While a diverse group of community organizers in Richmond were gathering signatures in support of a citywide soda tax for the November ballot, Governor Jerry Brown signed a bill into law banning cities and counties across the state from taxing any groceries including sugary beverages for the next 12 years.
Just weeks before the state ban, Richmond voters passed Measure E, the “Richmond Kids First initiative” and its amendments detailed in Measure K, to create a new city Department for Children and Youth Services. But, the department is dependent on a new revenue stream, which just went dry with the governor’s signature.
The plan was a one-cent-per-ounce tax on sugar-sweetened beverages, excluding baby formula, milk, agua frescas, and nutritional supplements. The tax would be nearly identical to those passed by other Bay Area cities, including Berkeley, Oakland and San Francisco.
“[The soda companies] knew that there was no way they could continue to move. We were going to win, people would continue to win soda taxes. They had to figure out how they were going to stop them,” Jamileh Ebrahimi, youth organizing director at the RYSE Center, said.
The state legislature was faced with a difficult decision. A ballot measure funded by the American Beverage Association—the Tax Fairness, Transparency and Accountability Act of 2018—was slated for the November election. If approved, it would have changed the requirement for cities and municipalities to pass any local sales tax increases from a simple majority to a two-thirds, super majority.
In a compromise, lawmakers backed the 12-year-ban and the ABA-backed ballot measure was withdrawn from the November ballot.
The timing was especially hard for Kids First supporters who had spent months collecting thousands of signatures in support of the tax.
“We’re like a week away from submitting,” Ebrahimi said.
Now, Kids First Richmond is searching for a new fund source — at least until 2031 when the ban ends.
“Moving forward, ACCE, SEIU, APEN folks are around the table trying to figure out what the next steps are going to be,” said Ebrahimi. “Once those are determined we’ll have to go back to everyone’s doors to campaign like before.”

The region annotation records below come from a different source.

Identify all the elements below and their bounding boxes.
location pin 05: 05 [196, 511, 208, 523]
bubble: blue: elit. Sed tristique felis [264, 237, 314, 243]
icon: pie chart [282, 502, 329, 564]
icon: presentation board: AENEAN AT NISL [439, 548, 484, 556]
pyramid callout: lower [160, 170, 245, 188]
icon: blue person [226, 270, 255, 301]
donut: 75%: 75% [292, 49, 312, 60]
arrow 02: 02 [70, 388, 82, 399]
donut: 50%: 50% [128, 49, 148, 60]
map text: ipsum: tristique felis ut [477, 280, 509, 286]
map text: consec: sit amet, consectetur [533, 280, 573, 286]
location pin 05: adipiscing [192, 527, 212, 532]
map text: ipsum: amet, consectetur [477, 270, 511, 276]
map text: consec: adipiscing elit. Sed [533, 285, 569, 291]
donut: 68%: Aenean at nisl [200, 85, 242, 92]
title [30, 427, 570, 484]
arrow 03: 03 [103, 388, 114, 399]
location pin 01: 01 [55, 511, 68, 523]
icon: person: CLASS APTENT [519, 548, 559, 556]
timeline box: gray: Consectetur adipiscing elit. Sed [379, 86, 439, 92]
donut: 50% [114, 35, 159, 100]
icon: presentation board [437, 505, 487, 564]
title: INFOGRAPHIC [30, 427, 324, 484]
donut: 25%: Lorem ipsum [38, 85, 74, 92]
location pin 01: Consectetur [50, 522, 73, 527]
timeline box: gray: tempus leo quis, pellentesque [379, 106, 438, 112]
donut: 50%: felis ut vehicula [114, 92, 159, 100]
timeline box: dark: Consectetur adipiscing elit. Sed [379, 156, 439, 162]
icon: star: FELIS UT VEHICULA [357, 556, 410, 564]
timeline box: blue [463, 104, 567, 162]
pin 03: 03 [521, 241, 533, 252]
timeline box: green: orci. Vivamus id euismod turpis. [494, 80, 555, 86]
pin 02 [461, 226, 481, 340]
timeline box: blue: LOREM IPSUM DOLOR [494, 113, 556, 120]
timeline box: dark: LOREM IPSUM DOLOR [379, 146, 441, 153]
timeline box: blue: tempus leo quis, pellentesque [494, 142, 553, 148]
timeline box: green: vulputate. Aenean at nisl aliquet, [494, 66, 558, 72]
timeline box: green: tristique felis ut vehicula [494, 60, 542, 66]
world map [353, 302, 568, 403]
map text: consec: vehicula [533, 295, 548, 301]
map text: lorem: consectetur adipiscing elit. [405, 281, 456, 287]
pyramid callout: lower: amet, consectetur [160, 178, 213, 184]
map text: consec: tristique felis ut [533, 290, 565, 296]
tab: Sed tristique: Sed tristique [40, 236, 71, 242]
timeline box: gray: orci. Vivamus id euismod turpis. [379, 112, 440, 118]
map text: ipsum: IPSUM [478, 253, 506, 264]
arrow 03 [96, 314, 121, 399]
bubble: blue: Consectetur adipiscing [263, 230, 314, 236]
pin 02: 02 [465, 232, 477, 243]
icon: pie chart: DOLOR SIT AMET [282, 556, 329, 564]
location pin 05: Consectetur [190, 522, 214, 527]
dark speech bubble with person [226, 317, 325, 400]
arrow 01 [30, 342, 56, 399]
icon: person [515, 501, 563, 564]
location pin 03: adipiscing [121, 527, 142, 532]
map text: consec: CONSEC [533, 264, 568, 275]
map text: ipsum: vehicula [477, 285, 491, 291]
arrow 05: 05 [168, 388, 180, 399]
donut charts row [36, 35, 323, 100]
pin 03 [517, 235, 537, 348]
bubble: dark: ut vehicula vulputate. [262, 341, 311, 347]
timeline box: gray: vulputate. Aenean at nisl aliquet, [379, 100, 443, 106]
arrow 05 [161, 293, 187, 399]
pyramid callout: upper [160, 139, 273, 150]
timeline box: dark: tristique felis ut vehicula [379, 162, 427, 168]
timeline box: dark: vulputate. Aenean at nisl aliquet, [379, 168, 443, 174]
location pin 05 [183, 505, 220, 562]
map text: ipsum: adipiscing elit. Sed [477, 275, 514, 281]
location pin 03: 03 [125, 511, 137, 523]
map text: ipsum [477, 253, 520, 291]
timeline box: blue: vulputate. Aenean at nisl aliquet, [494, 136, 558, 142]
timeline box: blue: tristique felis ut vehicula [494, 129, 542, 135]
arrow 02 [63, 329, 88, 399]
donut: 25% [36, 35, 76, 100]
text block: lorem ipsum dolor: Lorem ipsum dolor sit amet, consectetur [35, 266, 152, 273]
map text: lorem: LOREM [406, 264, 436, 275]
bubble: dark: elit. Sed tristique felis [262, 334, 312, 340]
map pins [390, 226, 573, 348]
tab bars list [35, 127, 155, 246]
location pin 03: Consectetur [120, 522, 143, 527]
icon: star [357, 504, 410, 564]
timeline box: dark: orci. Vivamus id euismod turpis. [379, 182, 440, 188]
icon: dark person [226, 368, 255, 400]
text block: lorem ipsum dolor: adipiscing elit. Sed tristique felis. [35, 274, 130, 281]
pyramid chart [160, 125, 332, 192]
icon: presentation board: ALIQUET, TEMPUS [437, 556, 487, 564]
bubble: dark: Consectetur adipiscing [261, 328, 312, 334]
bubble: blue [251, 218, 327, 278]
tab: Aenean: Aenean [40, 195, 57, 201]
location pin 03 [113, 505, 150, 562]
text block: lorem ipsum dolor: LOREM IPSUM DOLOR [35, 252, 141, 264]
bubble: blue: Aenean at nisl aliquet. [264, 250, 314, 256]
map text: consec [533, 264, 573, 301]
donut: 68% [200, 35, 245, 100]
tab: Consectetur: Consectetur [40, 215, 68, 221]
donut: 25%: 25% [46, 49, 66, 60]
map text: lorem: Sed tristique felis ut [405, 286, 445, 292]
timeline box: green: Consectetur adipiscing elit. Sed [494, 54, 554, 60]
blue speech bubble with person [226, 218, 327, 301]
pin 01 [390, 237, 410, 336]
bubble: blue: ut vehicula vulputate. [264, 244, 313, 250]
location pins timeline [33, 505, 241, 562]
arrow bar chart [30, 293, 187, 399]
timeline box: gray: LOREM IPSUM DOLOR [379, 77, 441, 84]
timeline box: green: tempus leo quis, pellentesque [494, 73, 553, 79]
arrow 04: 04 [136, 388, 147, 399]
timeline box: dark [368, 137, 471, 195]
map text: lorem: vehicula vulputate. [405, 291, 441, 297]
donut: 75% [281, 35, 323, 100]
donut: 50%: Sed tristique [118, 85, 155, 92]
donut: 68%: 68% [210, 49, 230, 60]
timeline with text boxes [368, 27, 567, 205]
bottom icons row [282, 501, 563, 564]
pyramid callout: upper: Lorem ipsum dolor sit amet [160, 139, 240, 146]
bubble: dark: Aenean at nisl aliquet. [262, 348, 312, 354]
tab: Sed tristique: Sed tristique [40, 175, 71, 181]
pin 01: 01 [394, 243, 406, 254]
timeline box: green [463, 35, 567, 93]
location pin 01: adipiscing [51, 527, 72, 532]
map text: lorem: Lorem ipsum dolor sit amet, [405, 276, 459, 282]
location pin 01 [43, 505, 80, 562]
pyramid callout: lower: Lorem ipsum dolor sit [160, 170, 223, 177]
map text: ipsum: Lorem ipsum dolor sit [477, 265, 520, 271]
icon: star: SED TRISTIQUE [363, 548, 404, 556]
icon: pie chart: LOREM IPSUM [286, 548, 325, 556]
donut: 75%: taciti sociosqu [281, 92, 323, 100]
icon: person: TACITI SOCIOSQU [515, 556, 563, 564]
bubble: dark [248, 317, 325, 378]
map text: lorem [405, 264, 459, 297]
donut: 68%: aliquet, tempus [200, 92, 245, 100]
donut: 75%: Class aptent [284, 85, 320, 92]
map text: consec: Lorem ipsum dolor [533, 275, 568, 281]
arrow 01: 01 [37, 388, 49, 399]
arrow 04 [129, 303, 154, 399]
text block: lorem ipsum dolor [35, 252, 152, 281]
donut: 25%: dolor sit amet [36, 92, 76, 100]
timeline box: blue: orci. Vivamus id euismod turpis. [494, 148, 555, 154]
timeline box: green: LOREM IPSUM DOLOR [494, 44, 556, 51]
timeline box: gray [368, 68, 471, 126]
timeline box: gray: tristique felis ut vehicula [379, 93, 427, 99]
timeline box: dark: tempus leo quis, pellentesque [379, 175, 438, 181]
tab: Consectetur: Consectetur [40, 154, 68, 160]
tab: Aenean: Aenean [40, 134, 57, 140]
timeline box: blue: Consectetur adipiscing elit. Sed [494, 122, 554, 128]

The fund for the Department for Children and Youth Services is set to go into effect in July 2021, but that can’t happen until the committee finds a new revenue source.
“We’re clearly disappointed that the state has banned new soda taxes for the next 12 year,” Contra Costa County Supervisor John Gioia said. “The soda industry lobbied hard for that because they saw soda tax measures passing in cities around the state.”
But, Gioia doesn’t believe this is the end of soda taxes in California.
“I understand the legislature could undo this, so we’ll see,” he said. “There is also a group of public health advocates and the medical community that are proposing a statewide soda tax for the 2020 ballot that would be two-cents-per-ounce, not the one-penny-per-ounce that cities have passed.”
Gioia said the coalition is still optimistic and is now focusing on an increase of the real estate transfer tax on higher-priced commercial and residential properties in the city. That proposal will soon be in front of the Richmond city council.
In the meantime, the city will still create the Department of Children and Youth, which will be allocated $950,000 over the next two years.